Le Centre Nihtaauchin de Chisasibi pour la durabilité explore différentes avenues pour assurer l’autonomie et la sécurité alimentaires de la communauté, mariant traditions et approches contemporaines.
« Nihtaauchin signifie pousser, explique le président de l’organisme sans but lucratif, Gabriel Snowboy. Pas seulement pour une plante, mais pour une personne, une communauté. C’est un très bon mot pour ce qu’on essaie de faire. »
Nihtaauchin s’est incorporé en 2018, mais a débuté en 2014 avec le Centre d’affaires de Chisasibi, avec lequel il entretient toujours une étroite collaboration. Au fil du temps, il a aussi établi des partenariats, pour la formation notamment, avec le Centre d’innovation sociale en agriculture du Cégep de Victoriaville, l’Institut de développement durable des Premières Nations du Québec et du Labrador et même aux Territoires du Nord-Ouest, le Northern Farm Training Institute.
Contre l’insécurité alimentaire
Du jardinage au compostage en passant par la fabrication de serres la sensibilisation et la nutrition, Nihtaauchin échafaude une série d’initiatives pour pallier au prix exorbitant des denrées alimentaires et à l’incapacité des activités traditionnelles de subsistance à nourrir l’ensemble de la population, en raison des dommages créés par l’érection d’un barrage sur la Grande Rivière.

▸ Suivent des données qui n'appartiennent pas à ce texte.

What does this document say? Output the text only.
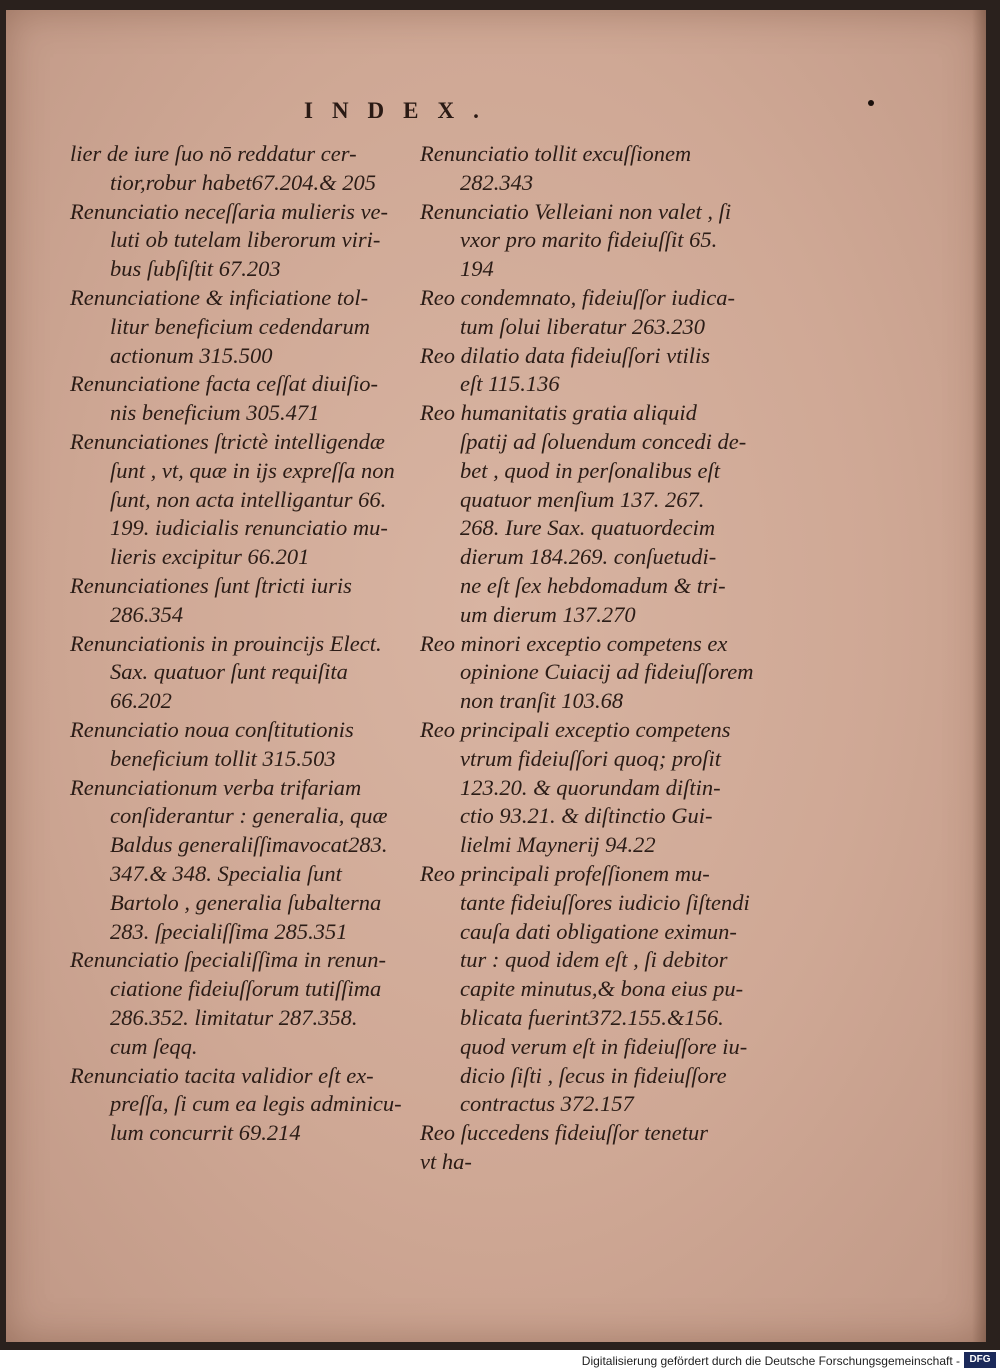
INDEX.
lier de iure ſuo nō reddatur cer-
tior,robur habet67.204.& 205
Renunciatio neceſſaria mulieris ve-
luti ob tutelam liberorum viri-
bus ſubſiſtit 67.203
Renunciatione & inficiatione tol-
litur beneficium cedendarum
actionum 315.500
Renunciatione facta ceſſat diuiſio-
nis beneficium 305.471
Renunciationes ſtrictè intelligendæ
ſunt , vt, quæ in ijs expreſſa non
ſunt, non acta intelligantur 66.
199. iudicialis renunciatio mu-
lieris excipitur 66.201
Renunciationes ſunt ſtricti iuris
286.354
Renunciationis in prouincijs Elect.
Sax. quatuor ſunt requiſita
66.202
Renunciatio noua conſtitutionis
beneficium tollit 315.503
Renunciationum verba trifariam
conſiderantur : generalia, quæ
Baldus generaliſſimavocat283.
347.& 348. Specialia ſunt
Bartolo , generalia ſubalterna
283. ſpecialiſſima 285.351
Renunciatio ſpecialiſſima in renun-
ciatione fideiuſſorum tutiſſima
286.352. limitatur 287.358.
cum ſeqq.
Renunciatio tacita validior eſt ex-
preſſa, ſi cum ea legis adminicu-
lum concurrit 69.214
Renunciatio tollit excuſſionem
282.343
Renunciatio Velleiani non valet , ſi
vxor pro marito fideiuſſit 65.
194
Reo condemnato, fideiuſſor iudica-
tum ſolui liberatur 263.230
Reo dilatio data fideiuſſori vtilis
eſt 115.136
Reo humanitatis gratia aliquid
ſpatij ad ſoluendum concedi de-
bet , quod in perſonalibus eſt
quatuor menſium 137. 267.
268. Iure Sax. quatuordecim
dierum 184.269. conſuetudi-
ne eſt ſex hebdomadum & tri-
um dierum 137.270
Reo minori exceptio competens ex
opinione Cuiacij ad fideiuſſorem
non tranſit 103.68
Reo principali exceptio competens
vtrum fideiuſſori quoq; proſit
123.20. & quorundam diſtin-
ctio 93.21. & diſtinctio Gui-
lielmi Maynerij 94.22
Reo principali profeſſionem mu-
tante fideiuſſores iudicio ſiſtendi
cauſa dati obligatione eximun-
tur : quod idem eſt , ſi debitor
capite minutus,& bona eius pu-
blicata fuerint372.155.&156.
quod verum eſt in fideiuſſore iu-
dicio ſiſti , ſecus in fideiuſſore
contractus 372.157
Reo ſuccedens fideiuſſor tenetur
vt ha-
Digitalisierung gefördert durch die Deutsche Forschungsgemeinschaft - DFG
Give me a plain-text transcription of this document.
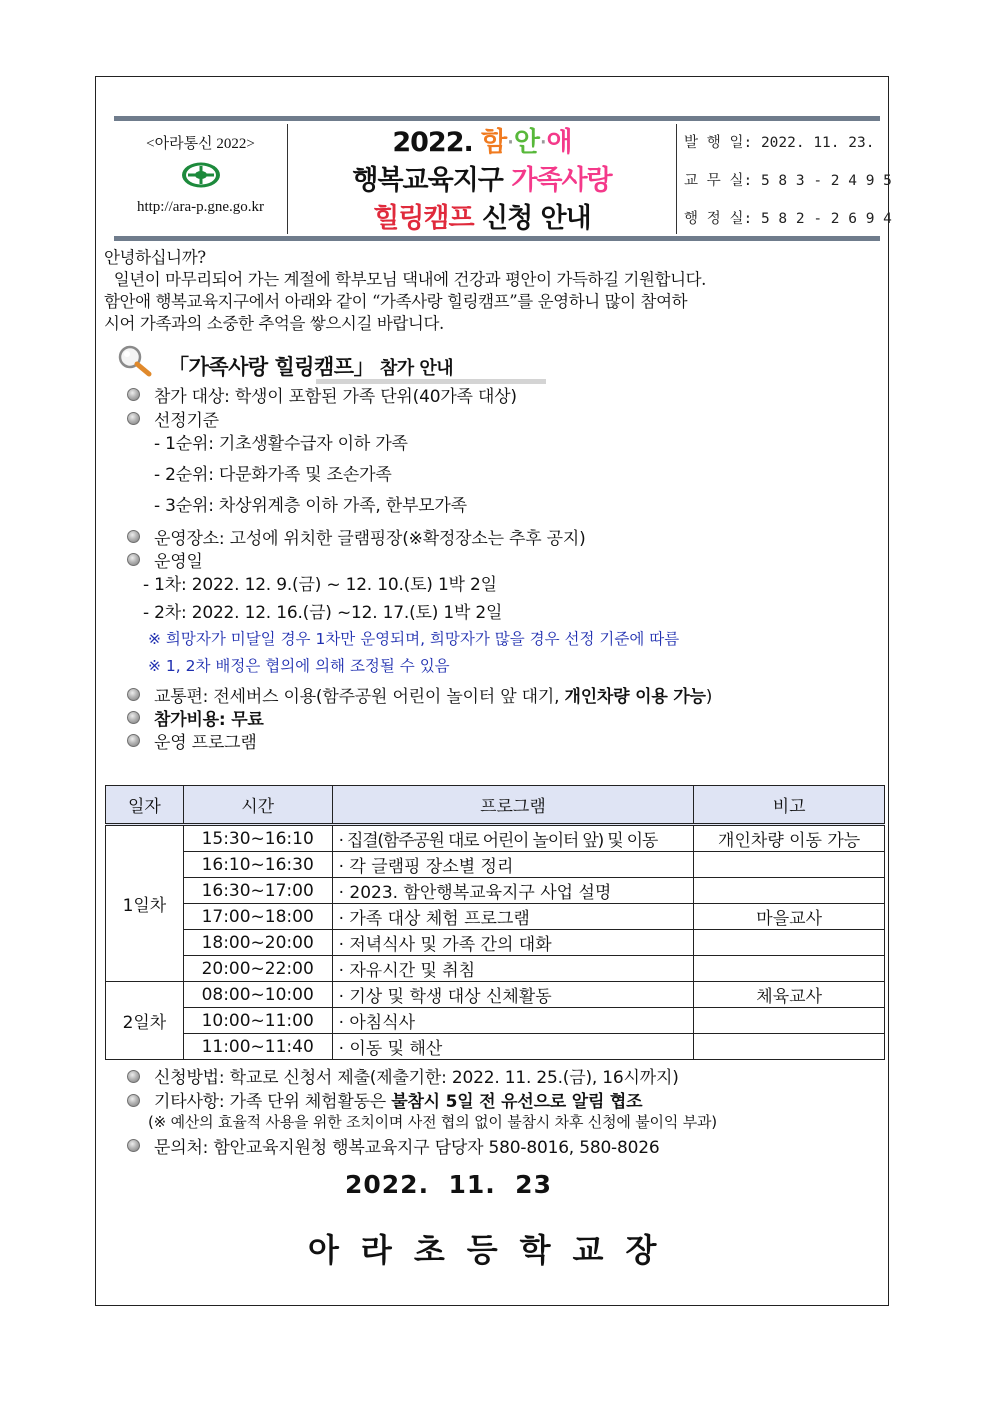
<아라통신 2022>
http://ara-p.gne.go.kr
2022. 함·안·애
행복교육지구 가족사랑
힐링캠프 신청 안내
발 행 일: 2022. 11. 23.
교 무 실: 5 8 3 - 2 4 9 5
행 정 실: 5 8 2 - 2 6 9 4

안녕하십니까?

일년이 마무리되어 가는 계절에 학부모님 댁내에 건강과 평안이 가득하길 기원합니다.

함안애 행복교육지구에서 아래와 같이 “가족사랑 힐링캠프”를 운영하니 많이 참여하

시어 가족과의 소중한 추억을 쌓으시길 바랍니다.

「가족사랑 힐링캠프」 참가 안내
참가 대상: 학생이 포함된 가족 단위(40가족 대상)
선정기준
- 1순위: 기초생활수급자 이하 가족
- 2순위: 다문화가족 및 조손가족
- 3순위: 차상위계층 이하 가족, 한부모가족
운영장소: 고성에 위치한 글램핑장(※확정장소는 추후 공지)
운영일
- 1차: 2022. 12. 9.(금) ~ 12. 10.(토) 1박 2일
- 2차: 2022. 12. 16.(금) ~12. 17.(토) 1박 2일
※ 희망자가 미달일 경우 1차만 운영되며, 희망자가 많을 경우 선정 기준에 따름
※ 1, 2차 배정은 협의에 의해 조정될 수 있음
교통편: 전세버스 이용(함주공원 어린이 놀이터 앞 대기, 개인차량 이용 가능)
참가비용: 무료
운영 프로그램
일자	시간	프로그램	비고
1일차	15:30~16:10	· 집결(함주공원 대로 어린이 놀이터 앞) 및 이동	개인차량 이동 가능
	16:10~16:30	· 각 글램핑 장소별 정리	
	16:30~17:00	· 2023. 함안행복교육지구 사업 설명	
	17:00~18:00	· 가족 대상 체험 프로그램	마을교사
	18:00~20:00	· 저녁식사 및 가족 간의 대화	
	20:00~22:00	· 자유시간 및 취침	
2일차	08:00~10:00	· 기상 및 학생 대상 신체활동	체육교사
	10:00~11:00	· 아침식사	
	11:00~11:40	· 이동 및 해산	
신청방법: 학교로 신청서 제출(제출기한: 2022. 11. 25.(금), 16시까지)
기타사항: 가족 단위 체험활동은 불참시 5일 전 유선으로 알림 협조
(※ 예산의 효율적 사용을 위한 조치이며 사전 협의 없이 불참시 차후 신청에 불이익 부과)
문의처: 함안교육지원청 행복교육지구 담당자 580-8016, 580-8026
2022.  11.  23
아라초등학교장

Ce barrage a eu des impacts sur la population de castor et sur la végétation qui nourrit les oies sauvages, a expliqué Gabriel Snowboy le 24 février dernier, alors qu’il était l’hôte d’un des diners-conférences autochtones de l’Université du Québec en Abitibi-Témiscamingue.
D’ailleurs un de projets de Nihtaauchin vise l’observation et la restauration de la Grande.
La place des ainés
« Les ainés ne considèrent pas que l’agriculture est une activité traditionnelle, rapporte M. Snowboy, mais j’essaie qu’ils la voient comme quelque chose qui respecte la terre et qui permet d’en apprendre plus sur elle. »
Sur l’ile de Fort George, où résidaient traditionnellement les Cris de Chisasibi, étaient situés deux pensionnats indiens. « lls avaient un ferme, des champs et de petites serres, rappelle la chercheuse Iona Radu, associée à Nihtaauchin et participante à la conférence du 24 février. […] Les chercheurs locaux impliqués dans la conception du projet étaient très curieux des activités passées de Fort George. Les ainés ont été interrogés sur le début de l’agriculture, quel type de plantes et de bétail on y trouvait, quelles ont été les expériences des habitants de Chisasibi qui ont travaillé dans ces jardins. »
Un projet pilote
Associé à ce savoir, un projet pilote de production de patates et d’échalotes à Fort George est concentré dans un premier temps dans deux superficies de respectivement 26 et 13 mètres carrés. L’objectif, à plus long terme, est la production annuelle de 63 000 livres de patates. Le processus a été documenté avec notamment des entrevues avec les ainés, concernant l’impact de l’agriculture sur leur diète.
Ils ont construit leur propre serre, dans la perspective d’une transmission de savoirs aux plus jeunes générations et d’un rapprochement avec celles-ci. Cette orientation est très importante dans la philosophie de l’organisme.
Une serre
La mise sur pied d’une grande serre à Chisasibi, dans un contexte d’économie sociale, est un des projets majeurs de Nihtaauchin.
« Initialement, observe Mme Radu, selon l’étude de faisabilité, ça devait commencer en 2020. Mais avec la pandémie, tout a fermé, même la demande de financement a été mise sur pause. »
Selon M. Snowboy, la construction de la serre devrait commencer cette année.
Les deux principaux défis de Nihtaauchin, observent M. Snowboy et Mme Radu, en regard de l’ensemble de ses projets, sont d’avoir accès aux nouvelles technologie vertes et de construire les aptitudes locales par la conscientisation et la formation.
« On savait qu’il y aurait beaucoup de défis, c’est pour ça qu’on a commencé petit », de dire Gabriel Snowboy.
Vers un programme de formation
Un sondage a d’ailleurs été effectué en vue de l’éventuelle création d’un programme de formation agricole. Les personnes ont été sondées sur leurs modes pédagogiques favoris, leurs habitudes alimentaires, etc.
Selon différentes sources de statistiques, l’insécurité alimentaire est beaucoup plus répandue chez les Autochtones que chez la population canadienne en général; le phénomène est particulièrement fort dans le Nord.